I dream

I’m back in the valley where

the farm that grew me still glows.

Golden grainy silver dust

Captured by warm childhood sun.

 

I walk

through fields of clodded dirt,

searching for something misplaced.

Long hidden in the plowed lines of family fields and absent roads.

Rising up through layered years of

gathered hopes and fought back tears.

Homestead sweat and rusty nails reach out

to puncture the work day with a ruptured tire.

 

I see

a sliver of icy black blade-sharp chipped obsidian

gathered far or near from here.

Whittled by a moccasinned soul

kneeling on this strategic ridge.

One eye always scanning for fear,

the other casually sculpting death.

 

I pry

the frozen arrowhead

from the powdered sun and upside roots.

Greet the past with a nod to the warrior man.
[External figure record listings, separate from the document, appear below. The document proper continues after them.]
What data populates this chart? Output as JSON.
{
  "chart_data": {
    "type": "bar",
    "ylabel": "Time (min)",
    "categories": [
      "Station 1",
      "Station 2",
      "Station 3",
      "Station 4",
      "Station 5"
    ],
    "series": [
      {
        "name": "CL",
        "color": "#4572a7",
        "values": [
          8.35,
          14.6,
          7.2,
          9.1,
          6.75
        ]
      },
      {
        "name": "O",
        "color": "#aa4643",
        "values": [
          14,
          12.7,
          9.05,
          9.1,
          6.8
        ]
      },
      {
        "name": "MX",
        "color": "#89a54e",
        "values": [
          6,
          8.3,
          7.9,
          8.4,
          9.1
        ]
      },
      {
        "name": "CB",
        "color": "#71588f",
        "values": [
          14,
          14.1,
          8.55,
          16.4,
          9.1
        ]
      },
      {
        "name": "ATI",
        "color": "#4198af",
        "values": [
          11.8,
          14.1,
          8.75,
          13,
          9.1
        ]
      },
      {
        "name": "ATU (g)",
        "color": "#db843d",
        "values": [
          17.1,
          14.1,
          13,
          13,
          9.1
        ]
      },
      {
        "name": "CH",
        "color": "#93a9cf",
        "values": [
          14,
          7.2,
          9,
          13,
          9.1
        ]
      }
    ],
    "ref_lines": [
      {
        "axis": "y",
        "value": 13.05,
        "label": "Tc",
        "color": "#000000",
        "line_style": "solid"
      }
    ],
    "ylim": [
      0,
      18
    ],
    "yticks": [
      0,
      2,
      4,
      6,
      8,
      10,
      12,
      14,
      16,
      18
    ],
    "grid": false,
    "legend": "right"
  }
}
Was this carelessly lost from a leather pocket?

Or did he let it fly only to watch it

Startle and bolt his hopes away?

 

I thank

the random plan

whose great precision subtly hid

this volcanic slice of brittle liquid rock.

And the curious drive my grandpa shared

as we silently stalked our land,

searching carefully to save this factual art

from the steel sharp dig of industrial claws.

 

I wake

with the permanent ache of empty hands.

Knowing I will never walk our land again.

A place now owned by invading trespassing shadows.

Strangers violating my well-worn paths.

They will not think to look to find

the buried link to all that’s passed.